Tout ceci, donc pour de pathétiques calculs électoralistes. En repensant à Combes, on se doute bien que l'idée de se mettre le vote catholique à dos, en 1905, relève d'un courage à la limite de la témérité. On peut le dire, c'était les branlées électorales assurées pour les années à venir. Pourtant, il a tenu bon et suffisamment bon pour passer une loi sans concession qui assure d'ailleurs la pérennité de ce principe. C'est d'ailleurs pourquoi on l'a encore aujourd'hui dans nos textes. Mais on sent bien que le communautarisme des trois monothéismes s'infiltre partout et la laïcité prend l'eau. Et encore, on en parle pas davantage car les études et sondages en fonction de la religion sont moyennement appréciés. On en fait, à la marge (que pensent les cathos, juifs ou musulmans du mariage pour tous, de l'euthanasie... mais on évite de les lier trop directement à un candidat) un peu honteux, comme toute nos concessions à la laïcité...

Aujourd'hui, il faudrait à nouveau des vrais laïcards. Non pas dans le ressentiment, non pas dans la haine, mais dans l'inflexibilité. Pas de concession sur l'enseignement des moeurs, de l'égalité femme/homme, de la sexualité. Pas de concession sur la santé, toutes les hommes et femmes de France doivent accueillir sans réserve la prise en charge par un médecin quel que soit son sexe... Tout partant de l'école, il faudra avoir le courage, mais cela ne peut se faire qu'en début de mandat, de sortir le privé de l'Education Nationale sous contrat. Vous voulez Montessori ou Freynet, vous payez de votre poche. Vous voulez du crucifix, de la kippa ou du voile, l'Etat vous invite. Qu'est-ce que c'est que ces conneries ? 

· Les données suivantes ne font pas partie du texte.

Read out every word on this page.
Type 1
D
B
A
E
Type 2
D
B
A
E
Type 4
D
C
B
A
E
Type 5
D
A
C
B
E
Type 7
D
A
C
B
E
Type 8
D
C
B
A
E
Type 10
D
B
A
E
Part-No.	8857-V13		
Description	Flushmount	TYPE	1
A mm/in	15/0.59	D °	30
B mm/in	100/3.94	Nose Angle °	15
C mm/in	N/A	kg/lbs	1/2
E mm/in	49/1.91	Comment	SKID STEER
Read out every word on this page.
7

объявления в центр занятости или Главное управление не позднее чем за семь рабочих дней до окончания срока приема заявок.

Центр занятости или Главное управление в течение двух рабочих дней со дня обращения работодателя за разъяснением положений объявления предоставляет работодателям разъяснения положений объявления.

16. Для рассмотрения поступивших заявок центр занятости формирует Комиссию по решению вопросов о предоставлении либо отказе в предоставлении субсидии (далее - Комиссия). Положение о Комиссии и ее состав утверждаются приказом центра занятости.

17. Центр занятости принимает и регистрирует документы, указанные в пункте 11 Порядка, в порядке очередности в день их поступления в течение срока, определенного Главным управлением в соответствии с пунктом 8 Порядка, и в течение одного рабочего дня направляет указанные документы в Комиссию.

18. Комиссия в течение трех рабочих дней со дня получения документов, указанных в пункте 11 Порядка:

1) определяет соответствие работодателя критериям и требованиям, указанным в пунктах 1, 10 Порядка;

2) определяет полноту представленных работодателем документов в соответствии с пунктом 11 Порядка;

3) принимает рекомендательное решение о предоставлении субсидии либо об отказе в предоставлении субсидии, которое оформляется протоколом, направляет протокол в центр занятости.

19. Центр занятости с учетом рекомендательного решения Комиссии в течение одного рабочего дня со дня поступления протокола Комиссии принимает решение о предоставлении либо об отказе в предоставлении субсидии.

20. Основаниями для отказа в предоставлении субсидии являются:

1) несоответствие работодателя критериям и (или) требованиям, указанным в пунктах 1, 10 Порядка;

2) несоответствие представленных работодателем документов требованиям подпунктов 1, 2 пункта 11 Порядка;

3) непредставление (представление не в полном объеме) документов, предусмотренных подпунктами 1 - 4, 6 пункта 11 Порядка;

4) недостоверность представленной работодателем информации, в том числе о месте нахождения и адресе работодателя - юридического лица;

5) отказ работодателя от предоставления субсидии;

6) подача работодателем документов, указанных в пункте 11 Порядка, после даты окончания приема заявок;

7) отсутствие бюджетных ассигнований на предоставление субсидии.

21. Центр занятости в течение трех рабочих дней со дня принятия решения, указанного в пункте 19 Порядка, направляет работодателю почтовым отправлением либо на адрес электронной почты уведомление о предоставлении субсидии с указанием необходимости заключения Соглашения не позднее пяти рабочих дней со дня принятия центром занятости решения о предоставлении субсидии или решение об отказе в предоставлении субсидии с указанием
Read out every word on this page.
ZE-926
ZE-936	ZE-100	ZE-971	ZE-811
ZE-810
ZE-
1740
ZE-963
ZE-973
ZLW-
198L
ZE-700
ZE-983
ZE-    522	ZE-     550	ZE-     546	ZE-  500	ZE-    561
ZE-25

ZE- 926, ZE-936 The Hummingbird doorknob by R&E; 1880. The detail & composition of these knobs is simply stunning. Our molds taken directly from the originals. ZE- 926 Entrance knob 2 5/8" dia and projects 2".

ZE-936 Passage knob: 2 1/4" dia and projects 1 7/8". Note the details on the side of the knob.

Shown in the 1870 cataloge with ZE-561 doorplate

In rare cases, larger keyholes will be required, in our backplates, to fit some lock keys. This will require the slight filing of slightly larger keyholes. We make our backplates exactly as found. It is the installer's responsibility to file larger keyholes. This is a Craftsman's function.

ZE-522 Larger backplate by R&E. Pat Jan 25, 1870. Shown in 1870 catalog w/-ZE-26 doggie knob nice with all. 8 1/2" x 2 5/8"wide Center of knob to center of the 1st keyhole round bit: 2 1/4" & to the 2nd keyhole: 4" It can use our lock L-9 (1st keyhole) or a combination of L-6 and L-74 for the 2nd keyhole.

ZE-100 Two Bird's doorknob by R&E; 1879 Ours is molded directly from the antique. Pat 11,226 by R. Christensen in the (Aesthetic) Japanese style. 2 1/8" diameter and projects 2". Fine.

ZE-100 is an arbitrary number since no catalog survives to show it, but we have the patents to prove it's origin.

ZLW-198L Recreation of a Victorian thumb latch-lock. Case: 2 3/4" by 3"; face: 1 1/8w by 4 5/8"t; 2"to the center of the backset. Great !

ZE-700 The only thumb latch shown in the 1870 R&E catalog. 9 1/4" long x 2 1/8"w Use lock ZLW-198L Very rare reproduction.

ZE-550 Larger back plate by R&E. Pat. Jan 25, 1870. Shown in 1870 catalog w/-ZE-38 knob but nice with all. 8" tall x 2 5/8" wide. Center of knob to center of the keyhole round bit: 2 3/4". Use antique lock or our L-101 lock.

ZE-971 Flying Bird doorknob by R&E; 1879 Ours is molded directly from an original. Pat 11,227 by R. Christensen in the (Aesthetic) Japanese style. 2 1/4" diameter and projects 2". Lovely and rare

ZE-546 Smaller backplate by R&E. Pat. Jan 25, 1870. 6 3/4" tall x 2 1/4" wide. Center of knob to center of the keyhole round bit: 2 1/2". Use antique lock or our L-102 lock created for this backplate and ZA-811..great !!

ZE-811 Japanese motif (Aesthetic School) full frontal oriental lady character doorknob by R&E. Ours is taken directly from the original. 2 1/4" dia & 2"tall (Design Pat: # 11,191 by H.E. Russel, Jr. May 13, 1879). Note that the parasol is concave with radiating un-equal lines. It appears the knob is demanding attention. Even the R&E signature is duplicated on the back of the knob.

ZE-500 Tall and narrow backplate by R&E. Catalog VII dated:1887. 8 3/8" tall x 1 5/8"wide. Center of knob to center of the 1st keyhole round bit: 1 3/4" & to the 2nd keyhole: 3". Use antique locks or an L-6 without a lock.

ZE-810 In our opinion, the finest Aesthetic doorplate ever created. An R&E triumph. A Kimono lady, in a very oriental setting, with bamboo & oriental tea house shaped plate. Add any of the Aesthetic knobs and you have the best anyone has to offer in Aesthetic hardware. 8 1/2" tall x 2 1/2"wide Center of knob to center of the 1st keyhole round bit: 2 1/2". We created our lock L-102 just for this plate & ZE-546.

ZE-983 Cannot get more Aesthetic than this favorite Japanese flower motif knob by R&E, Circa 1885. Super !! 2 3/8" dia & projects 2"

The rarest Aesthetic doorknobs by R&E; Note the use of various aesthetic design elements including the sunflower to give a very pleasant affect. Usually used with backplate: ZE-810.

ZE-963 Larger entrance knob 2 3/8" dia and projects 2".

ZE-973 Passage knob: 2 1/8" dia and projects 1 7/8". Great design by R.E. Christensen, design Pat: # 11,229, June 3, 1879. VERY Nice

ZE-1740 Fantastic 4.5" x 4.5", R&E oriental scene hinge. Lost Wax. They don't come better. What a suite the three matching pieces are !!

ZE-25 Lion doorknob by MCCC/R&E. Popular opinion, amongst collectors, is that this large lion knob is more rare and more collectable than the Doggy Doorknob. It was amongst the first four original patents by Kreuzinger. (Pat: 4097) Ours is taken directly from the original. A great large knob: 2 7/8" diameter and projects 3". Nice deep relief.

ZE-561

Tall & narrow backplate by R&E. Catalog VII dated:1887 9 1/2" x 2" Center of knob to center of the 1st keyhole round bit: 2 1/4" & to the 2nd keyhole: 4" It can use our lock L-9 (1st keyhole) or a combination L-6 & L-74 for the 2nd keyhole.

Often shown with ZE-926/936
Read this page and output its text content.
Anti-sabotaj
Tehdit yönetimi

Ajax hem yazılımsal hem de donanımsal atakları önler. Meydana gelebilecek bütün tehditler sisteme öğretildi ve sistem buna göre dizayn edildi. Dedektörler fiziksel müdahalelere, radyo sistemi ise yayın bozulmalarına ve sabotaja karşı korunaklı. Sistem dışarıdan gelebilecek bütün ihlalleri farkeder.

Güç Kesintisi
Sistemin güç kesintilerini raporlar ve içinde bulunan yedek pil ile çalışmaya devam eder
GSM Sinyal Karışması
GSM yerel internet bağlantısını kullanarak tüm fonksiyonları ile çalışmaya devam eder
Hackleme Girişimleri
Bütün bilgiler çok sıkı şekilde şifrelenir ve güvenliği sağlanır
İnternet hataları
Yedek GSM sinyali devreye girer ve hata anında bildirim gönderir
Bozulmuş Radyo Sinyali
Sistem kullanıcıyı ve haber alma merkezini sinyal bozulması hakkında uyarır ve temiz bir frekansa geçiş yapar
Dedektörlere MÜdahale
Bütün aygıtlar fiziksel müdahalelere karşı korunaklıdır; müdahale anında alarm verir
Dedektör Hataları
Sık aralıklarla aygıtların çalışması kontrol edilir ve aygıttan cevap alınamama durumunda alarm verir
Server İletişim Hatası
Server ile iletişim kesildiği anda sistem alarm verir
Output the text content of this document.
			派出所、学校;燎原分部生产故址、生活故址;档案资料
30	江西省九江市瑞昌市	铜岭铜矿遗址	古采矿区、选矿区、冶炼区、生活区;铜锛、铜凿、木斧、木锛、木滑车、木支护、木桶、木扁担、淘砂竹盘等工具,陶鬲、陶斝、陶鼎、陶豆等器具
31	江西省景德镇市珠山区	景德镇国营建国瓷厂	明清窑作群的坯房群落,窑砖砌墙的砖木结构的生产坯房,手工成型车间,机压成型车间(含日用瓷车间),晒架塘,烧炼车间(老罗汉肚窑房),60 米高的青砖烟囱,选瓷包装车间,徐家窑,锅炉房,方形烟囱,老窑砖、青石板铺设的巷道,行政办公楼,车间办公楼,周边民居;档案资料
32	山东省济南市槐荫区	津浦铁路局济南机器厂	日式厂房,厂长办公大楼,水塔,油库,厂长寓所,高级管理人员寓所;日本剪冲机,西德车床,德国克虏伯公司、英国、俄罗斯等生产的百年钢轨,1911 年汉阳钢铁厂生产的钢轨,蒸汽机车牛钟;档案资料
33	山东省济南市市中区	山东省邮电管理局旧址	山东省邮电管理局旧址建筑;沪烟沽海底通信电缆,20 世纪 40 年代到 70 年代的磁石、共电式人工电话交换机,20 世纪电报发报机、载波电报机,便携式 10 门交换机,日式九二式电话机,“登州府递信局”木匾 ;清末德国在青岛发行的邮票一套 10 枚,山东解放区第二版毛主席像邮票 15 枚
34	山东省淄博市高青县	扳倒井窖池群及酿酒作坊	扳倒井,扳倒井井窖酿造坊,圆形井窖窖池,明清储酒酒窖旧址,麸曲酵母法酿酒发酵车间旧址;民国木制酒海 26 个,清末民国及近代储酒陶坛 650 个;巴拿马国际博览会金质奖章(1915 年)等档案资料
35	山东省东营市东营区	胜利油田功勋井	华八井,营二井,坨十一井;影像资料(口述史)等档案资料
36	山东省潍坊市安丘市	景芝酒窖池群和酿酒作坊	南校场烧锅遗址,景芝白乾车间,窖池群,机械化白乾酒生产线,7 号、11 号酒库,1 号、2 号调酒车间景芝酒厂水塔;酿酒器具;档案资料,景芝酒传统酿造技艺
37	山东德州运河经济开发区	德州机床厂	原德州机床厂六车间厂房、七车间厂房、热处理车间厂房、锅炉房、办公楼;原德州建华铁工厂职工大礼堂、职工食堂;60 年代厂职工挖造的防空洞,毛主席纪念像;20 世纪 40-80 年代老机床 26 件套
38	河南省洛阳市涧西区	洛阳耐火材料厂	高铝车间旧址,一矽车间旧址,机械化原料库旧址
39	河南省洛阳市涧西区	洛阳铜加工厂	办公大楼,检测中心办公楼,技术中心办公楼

Le problème de la laïcité qui s'accommode de Dieu c'est que la démocratie perd, in fine. Quand on érige pas une barrière électrifiée, une muraille indépassable, la démocratie s'étiole, est menacée. Prenons 3 exemples, dans 3 plus ou moins grands pays avec 3 contextes et religions différentes, mais 3 menaces toutes aussi grandes. En Israël, l'ultra orthodoxie religieuse de Nethanyahou menace la démocratie israélienne qui discrimine, menace, exclut les non juifs. Chez les turcs, avant garde démocrate du temps de Kemal, la religiosité d'Erdogan ne menace pas seulement la politique extérieure de ce grand pays, mais la démocratie turque elle même. La presse est muselée, le rôle des femmes régresse, la démocratie est malade, proche de la mort clinique. Enfin, si Cruz était élu Président des Etats-Unis, cela serait Jesus 1/ Darwin 0. Ca serait la fin des droits pour les homosexuels, l'interdiction d'avorter mais aussi de ne pas allaiter pour les américaines : c'est cela une démocratie moderne. Ca ne peut cohabiter harmonieusement dès lors que le religieux a des visées politiques. Que le religieux se concentre sur l'intime, chacun ses croyances privées, mais chez soi. Pitié faites qu'un politique de premier plan se lève pour rappeler cette évidence des Lumières.